Several years ago, when I was a graduate student and staff member at the University of Washington, I attended a Black Lives Matter rally and march on campus.
When it was time for the march to begin, the organizers asked the crowd to split into two groups. The Black students were called to the front to lead the march, while the remaining students were asked to fall to the back of the procession in a display of support and solidarity. As the crowd began to split, I felt a sense of panic at having to choose where to go and immediately moved toward the back of the crowd.
The feeling of having to publicly commit to a racial identity was familiar. As a biracial student with one Black and one White parent, my experience with what it means to be Black in America is markedly different from my monoracial peers. Moving to the back of the march helped me reconcile with this and give space to those who needed it the most.
I’ve spent my life navigating the nuances that come with being mixed-race. On one hand, I am aware of the privilege that comes with having one White parent and European features, making it easier for me to navigate academic and social spaces. Colorism is real. On the other hand, I learned early on that I am not White-passing, given the number of people who mistake me for other races or ethnicities.
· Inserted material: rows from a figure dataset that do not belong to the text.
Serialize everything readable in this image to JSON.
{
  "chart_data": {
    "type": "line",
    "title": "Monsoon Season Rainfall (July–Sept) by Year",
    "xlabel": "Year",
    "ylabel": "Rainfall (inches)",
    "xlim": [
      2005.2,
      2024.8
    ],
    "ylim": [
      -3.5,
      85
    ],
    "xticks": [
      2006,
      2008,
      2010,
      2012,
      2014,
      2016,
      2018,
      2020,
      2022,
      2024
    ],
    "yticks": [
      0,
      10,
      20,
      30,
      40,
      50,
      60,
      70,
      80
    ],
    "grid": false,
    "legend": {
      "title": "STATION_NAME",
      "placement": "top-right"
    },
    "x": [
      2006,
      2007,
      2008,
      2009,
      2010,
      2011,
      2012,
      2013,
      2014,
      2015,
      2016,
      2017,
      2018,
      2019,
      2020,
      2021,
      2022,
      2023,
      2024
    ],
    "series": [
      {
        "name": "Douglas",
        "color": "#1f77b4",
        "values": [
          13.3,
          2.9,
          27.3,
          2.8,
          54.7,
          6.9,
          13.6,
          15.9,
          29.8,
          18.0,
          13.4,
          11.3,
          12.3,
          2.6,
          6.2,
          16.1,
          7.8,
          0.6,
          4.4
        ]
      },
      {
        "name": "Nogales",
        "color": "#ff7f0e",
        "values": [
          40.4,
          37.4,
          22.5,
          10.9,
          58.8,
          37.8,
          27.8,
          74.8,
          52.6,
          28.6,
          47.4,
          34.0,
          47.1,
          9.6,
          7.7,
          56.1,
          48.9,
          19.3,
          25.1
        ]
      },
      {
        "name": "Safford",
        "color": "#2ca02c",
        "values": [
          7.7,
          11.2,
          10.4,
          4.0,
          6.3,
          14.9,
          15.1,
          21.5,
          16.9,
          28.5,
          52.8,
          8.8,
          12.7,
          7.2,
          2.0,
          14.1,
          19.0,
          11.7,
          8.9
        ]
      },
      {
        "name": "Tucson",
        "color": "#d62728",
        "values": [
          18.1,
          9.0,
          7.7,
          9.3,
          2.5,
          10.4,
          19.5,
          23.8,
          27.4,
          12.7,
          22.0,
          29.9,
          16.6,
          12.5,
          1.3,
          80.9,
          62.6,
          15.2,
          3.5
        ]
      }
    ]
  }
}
This means I’ve spent my life feeling stuck somewhere in the middle; a common experience among biracial and multiracial students.
I learned about racism and discrimination at an early age. My parents were married in the late 1970s, without the support or blessing of my paternal grandparents, who told my father that he could marry anyone he wanted except a Black woman. Unsurprisingly, no one from my dad’s side of the family attended their wedding and my grandparents had no interest in having a relationship with my sister and me. I identify as mixed-race to honor their resilience and the sacrifices they made just to be a couple. I know that what my parents endured was shared by many other interracial couples.
In a recent New York Times article, Anna Holmes wrote about the increase in interracial marriages following the Supreme Court decision in Loving v. Virginia, which made laws that banned interracial marriages unconstitutional. While Holmes dives into the nuances of growing up mixed-race, she also discusses the way Americans position notable mixed-race Black people and the way they relate to whiteness differently given their racial identities. These issues are complex but shed light on how some mixed-race people move through the world differently.
Following the Loving case, interracial marriages increased from 3 percent in 1967 to 17 percent in 2015, reflecting a shift in the way Americans view interracial unions. With these marriages have come an increase in the births of mixed-race and multiracial children.